The supplier says that the new launch will add “fun” to a mundane task that requires posting a letter. Shoppers who will come in contact with selective letterboxes will hear merry sounds of either sleigh bells or jolly message of Old Saint Nick. The chosen letterboxes across four undisclosed locations including London, Cardiff, Belfast and Edinburgh feature attached sensors that would play festive songs.

We enjoy any way we can add a little extra fun to posting Christmas cards this year.”
-Simon Barker, operations director at Royal Mail

Royal Mail advice consumers to start sending their Christmas parcels early to tackle the peak trading rush. Customers should send second class post by December 18, first class post by December 20 and special deliveries by December 22 for their loved ones to obtain their festive gifts.

Royal Mail hones its Christmas strategy

This news marks a subsequent festive launch by Royal Mail as the supplier have recently announced a Christmas competition for small businesses across the UK. The incentive is introduced to allow merchants to compete for four prizes and win a £1000 worth of money.

Last week, Royal Mail in partnership with HM Armed Forces have introduced the ‘hottest’ BFPO Postbox in Bahrain.

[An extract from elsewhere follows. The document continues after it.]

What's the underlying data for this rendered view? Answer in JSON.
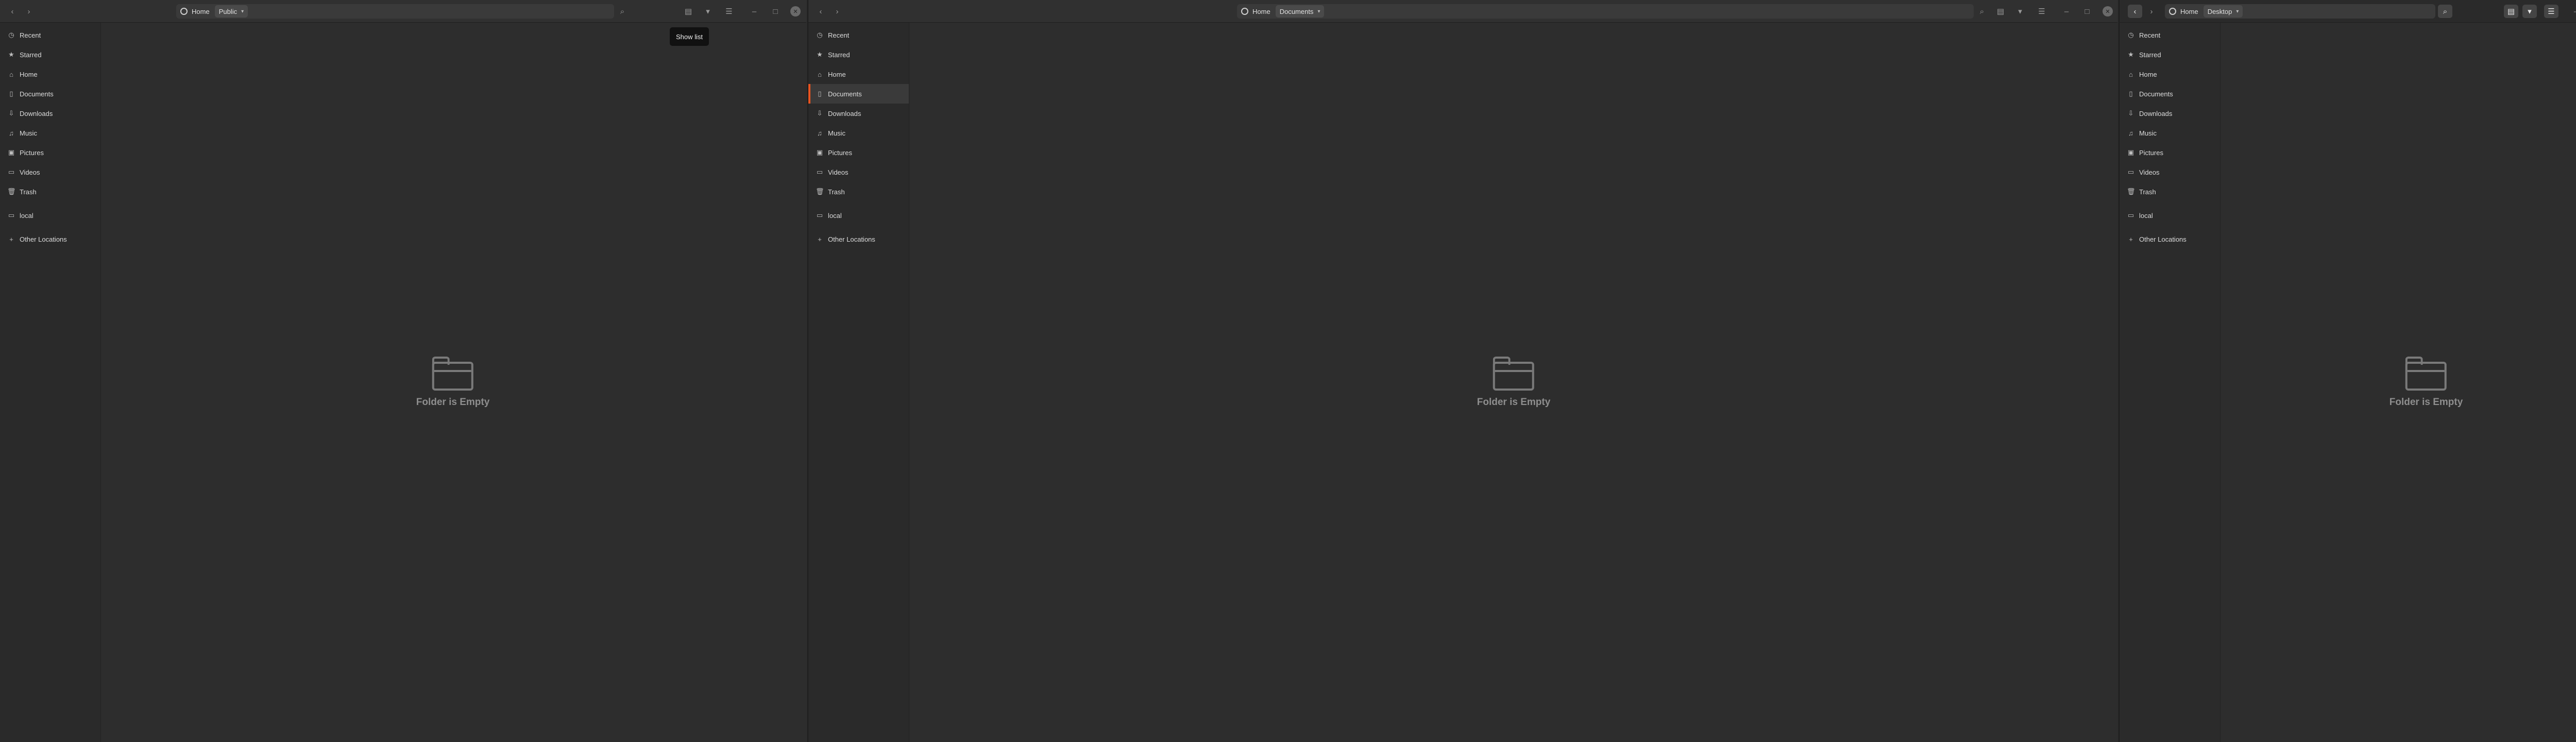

The postbox can take extreme weather conditions up to 50 ° Celsius to allows troops to post Chrismas messages and presents to their friends and family.

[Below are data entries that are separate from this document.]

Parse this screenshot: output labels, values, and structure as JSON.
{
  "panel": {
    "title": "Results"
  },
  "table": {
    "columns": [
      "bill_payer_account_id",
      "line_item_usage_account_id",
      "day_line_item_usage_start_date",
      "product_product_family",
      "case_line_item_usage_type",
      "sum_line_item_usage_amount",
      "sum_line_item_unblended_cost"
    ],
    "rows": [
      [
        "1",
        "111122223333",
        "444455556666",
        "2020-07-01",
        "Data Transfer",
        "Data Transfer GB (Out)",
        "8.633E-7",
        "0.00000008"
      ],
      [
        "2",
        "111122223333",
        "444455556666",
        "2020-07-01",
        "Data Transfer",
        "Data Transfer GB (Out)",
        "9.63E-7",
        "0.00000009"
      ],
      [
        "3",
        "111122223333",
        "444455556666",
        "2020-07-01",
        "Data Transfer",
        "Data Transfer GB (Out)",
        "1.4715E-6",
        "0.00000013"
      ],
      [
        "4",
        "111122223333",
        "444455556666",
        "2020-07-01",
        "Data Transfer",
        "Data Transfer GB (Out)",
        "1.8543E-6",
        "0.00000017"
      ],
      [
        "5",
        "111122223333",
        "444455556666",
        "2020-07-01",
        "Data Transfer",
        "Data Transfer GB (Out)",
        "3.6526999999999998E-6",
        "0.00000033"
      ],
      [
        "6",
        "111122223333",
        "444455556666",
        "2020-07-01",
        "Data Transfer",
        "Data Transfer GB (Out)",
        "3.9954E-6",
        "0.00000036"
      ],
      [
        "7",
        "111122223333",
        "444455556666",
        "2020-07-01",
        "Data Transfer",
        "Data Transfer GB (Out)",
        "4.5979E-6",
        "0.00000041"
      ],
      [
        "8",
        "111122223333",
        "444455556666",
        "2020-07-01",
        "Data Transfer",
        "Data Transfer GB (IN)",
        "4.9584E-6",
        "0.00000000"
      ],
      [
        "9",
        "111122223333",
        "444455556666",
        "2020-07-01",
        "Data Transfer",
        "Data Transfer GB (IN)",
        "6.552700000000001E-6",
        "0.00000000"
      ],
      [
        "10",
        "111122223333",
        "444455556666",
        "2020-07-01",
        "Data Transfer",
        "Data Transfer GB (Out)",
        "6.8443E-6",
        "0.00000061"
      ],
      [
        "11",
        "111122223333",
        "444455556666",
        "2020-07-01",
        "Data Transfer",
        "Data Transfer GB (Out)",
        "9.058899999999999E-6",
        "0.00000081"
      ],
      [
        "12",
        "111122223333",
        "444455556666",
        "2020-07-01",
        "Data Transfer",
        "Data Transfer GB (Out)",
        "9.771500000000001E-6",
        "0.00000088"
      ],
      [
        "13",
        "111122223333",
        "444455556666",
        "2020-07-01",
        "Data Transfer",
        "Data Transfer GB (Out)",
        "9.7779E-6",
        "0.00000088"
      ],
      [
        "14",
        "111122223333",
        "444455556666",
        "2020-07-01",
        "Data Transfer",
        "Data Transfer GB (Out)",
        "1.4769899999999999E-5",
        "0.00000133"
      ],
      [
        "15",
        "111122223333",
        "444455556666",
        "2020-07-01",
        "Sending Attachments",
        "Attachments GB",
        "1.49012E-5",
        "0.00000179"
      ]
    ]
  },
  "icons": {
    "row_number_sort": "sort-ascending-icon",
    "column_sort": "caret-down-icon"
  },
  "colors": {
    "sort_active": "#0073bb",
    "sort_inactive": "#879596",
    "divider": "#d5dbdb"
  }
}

As it appears, Royal Mail are doing consumer-first launches as the supplier aims to stay relevant and different to its clientele. Their investment in small-scale programmes shows that it is possible to keep a balance between innovations and cost management.

5 Responses

  1. I love all the snow around the postbox pictured above.
    I expect the music will play out as members of the public fill the box to overflowing, as the snow cripples Royal Mail and will remain un emptied, possibly for weeks.

    Bahh Humbug.

    I wonder if the already overstretched posties will get a festive tickle from this RM extravagance.
    Is it just me, or does this musical postbox thing, seem a waste of time.

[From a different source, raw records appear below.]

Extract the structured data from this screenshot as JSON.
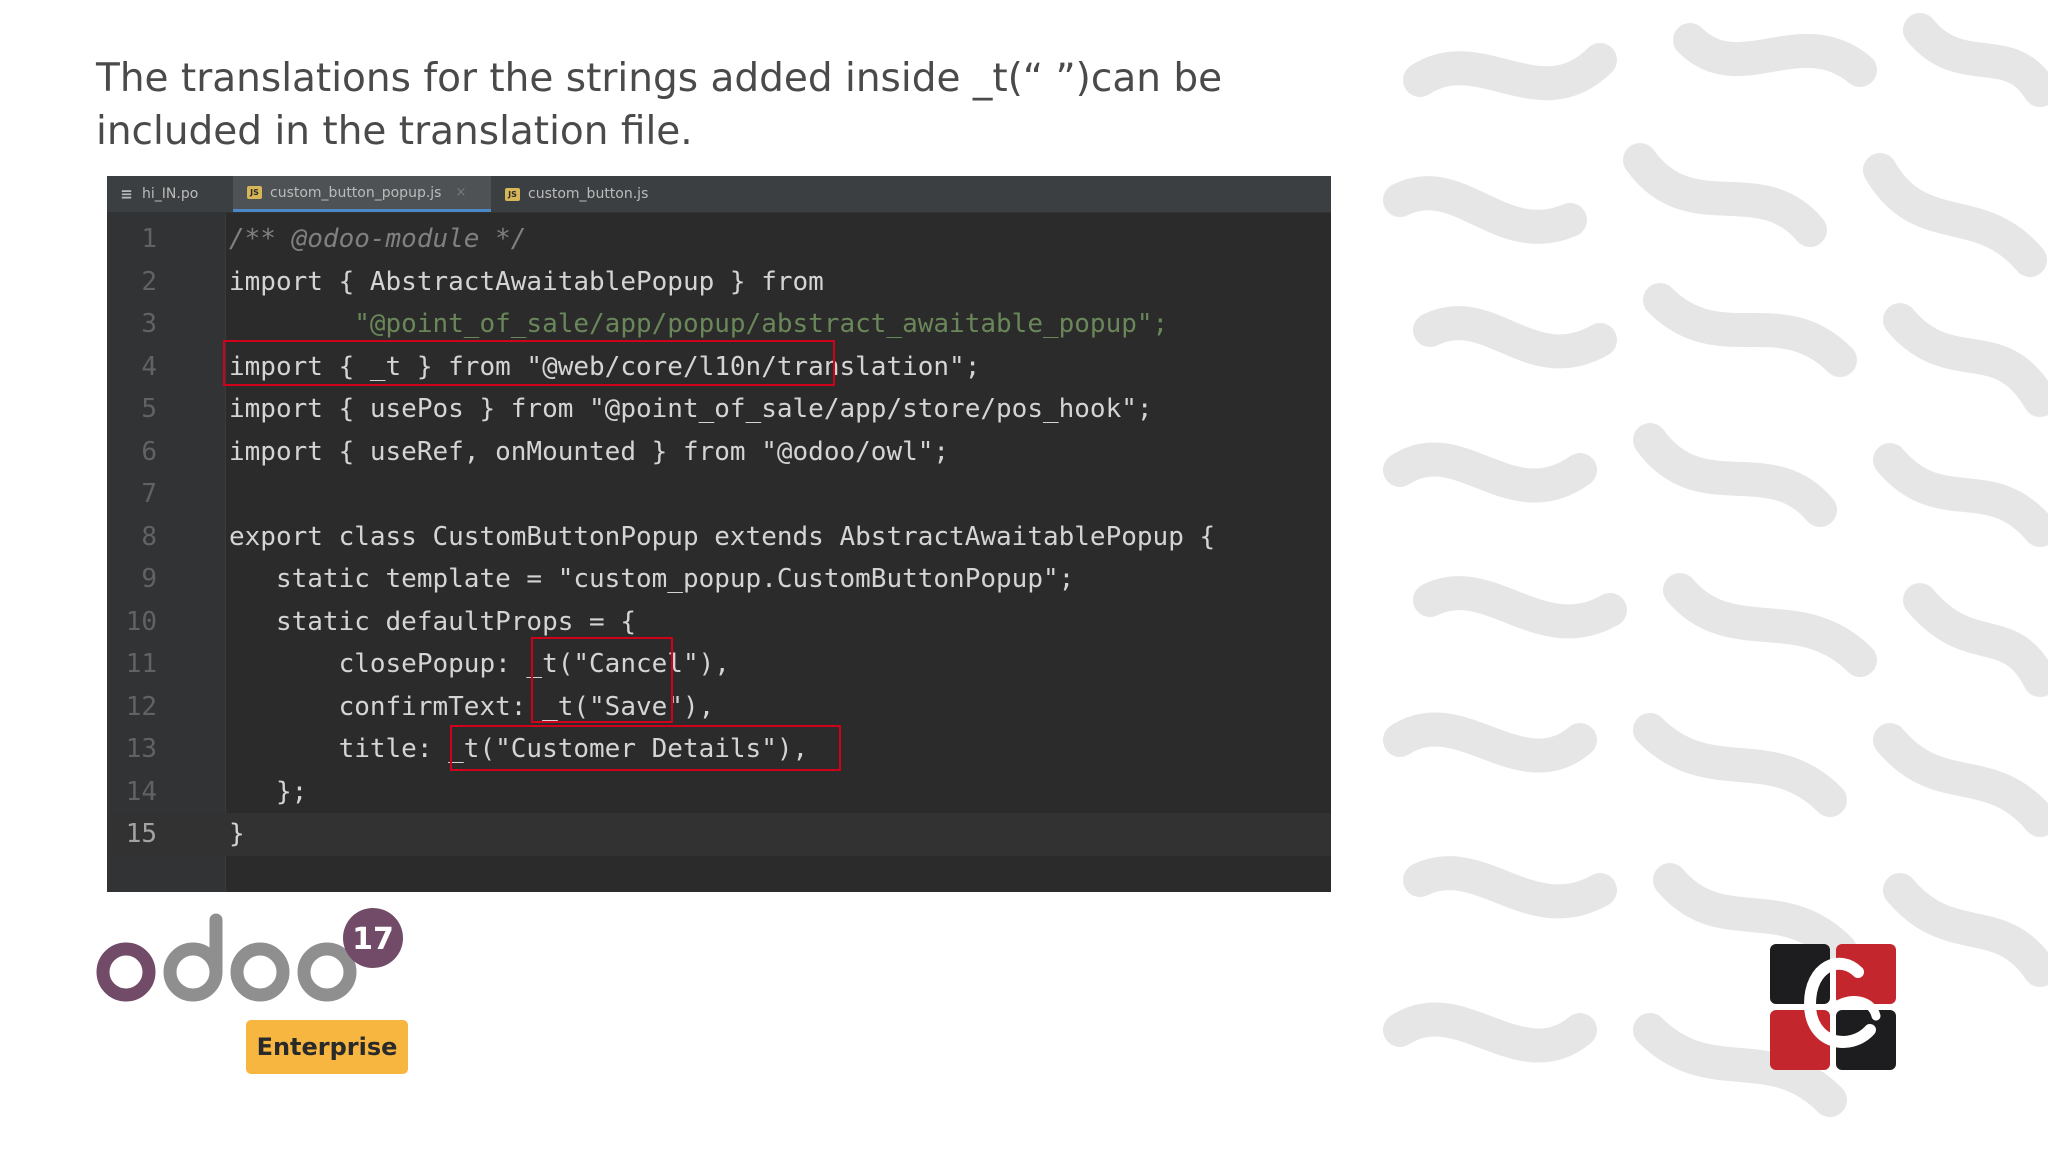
{
  "slide": {
    "heading": "The translations for the strings added inside _t(“ ”)can be included in the translation file."
  },
  "editor": {
    "tabs": [
      {
        "label": "hi_IN.po",
        "icon": "po-file-icon",
        "active": false
      },
      {
        "label": "custom_button_popup.js",
        "icon": "js-file-icon",
        "active": true
      },
      {
        "label": "custom_button.js",
        "icon": "js-file-icon",
        "active": false
      }
    ],
    "js_badge": "JS",
    "close_glyph": "×",
    "lines": [
      {
        "n": "1",
        "text": "/** @odoo-module */"
      },
      {
        "n": "2",
        "text": "import { AbstractAwaitablePopup } from"
      },
      {
        "n": "3",
        "text": "        \"@point_of_sale/app/popup/abstract_awaitable_popup\";"
      },
      {
        "n": "4",
        "text": "import { _t } from \"@web/core/l10n/translation\";"
      },
      {
        "n": "5",
        "text": "import { usePos } from \"@point_of_sale/app/store/pos_hook\";"
      },
      {
        "n": "6",
        "text": "import { useRef, onMounted } from \"@odoo/owl\";"
      },
      {
        "n": "7",
        "text": ""
      },
      {
        "n": "8",
        "text": "export class CustomButtonPopup extends AbstractAwaitablePopup {"
      },
      {
        "n": "9",
        "text": "   static template = \"custom_popup.CustomButtonPopup\";"
      },
      {
        "n": "10",
        "text": "   static defaultProps = {"
      },
      {
        "n": "11",
        "text": "       closePopup: _t(\"Cancel\"),"
      },
      {
        "n": "12",
        "text": "       confirmText: _t(\"Save\"),"
      },
      {
        "n": "13",
        "text": "       title: _t(\"Customer Details\"),"
      },
      {
        "n": "14",
        "text": "   };"
      },
      {
        "n": "15",
        "text": "}"
      }
    ],
    "current_line": "15"
  },
  "branding": {
    "logo_text": "odoo",
    "version_badge": "17",
    "edition_badge": "Enterprise",
    "colors": {
      "odoo_purple": "#714b67",
      "odoo_grey": "#8f8f8f",
      "badge_yellow": "#f6b640",
      "brand_red": "#c4262e",
      "brand_black": "#1d1d1f",
      "highlight_red": "#d0021b"
    }
  }
}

  2. What a complete waste of time and money. It’s businesses that can afford to waste money on pathetic marketing like this that should be taxed more.

    Entire country needs to get a grip if they consider this as “fun” or even worthwhile for that matter.

  3. Meanwhile in the real world postmen and postwomen are worked into the ground, mail goes missing into some bottomless black hole and Royal Mail think it’s fine to charge £8 for a special delivery letter that should in reality be no more than £3 or £4 at the most.

  4. Would be far happier if RM concentrated on getting the items to arrive.

    There’s been a big increase in items “lost” in the post in 2018, though none of these make their way back, despite having return details on the packaging AND on the item.

    Even some tracked items are just vanishing.

  5. @ Jonah and Andy

    When it comes to missing post, I think it depends what you are selling and how you send it.

    What I sell and ship through Royal Mail goes either basic RM24 or 48, so it’s not fully tracked, but gets a delivery scan at the end. While there are still a small number of buyers who will query where their item is, (usually because they’ve not checked the uploaded tracking details) these are always resolved, so out of maybe 5000+ pieces of post this year, not a single loss.

    If you get different results, then consider changing to RM24/48 through click and drop. I don’t think it’s perfect, as I don’t think they scan absolutely everything, but 5000+ and no losses ain’t bad.

    If you already use RM24/48 through click and drop, then perhaps Royal Mail is not behind the “missing” parcels, but the buyers. There’s not a lot you can do about dishonest buyers, but delivery scans, even if Royal Mail don’t do it 100% of the time, should reduce instances of people trying it on.

    I should say my products are relatively speaking, free of being targetted by scam buyers. It did use to happen now and then, when things were just sent regular mail through the post office. But even those have now been eliminated.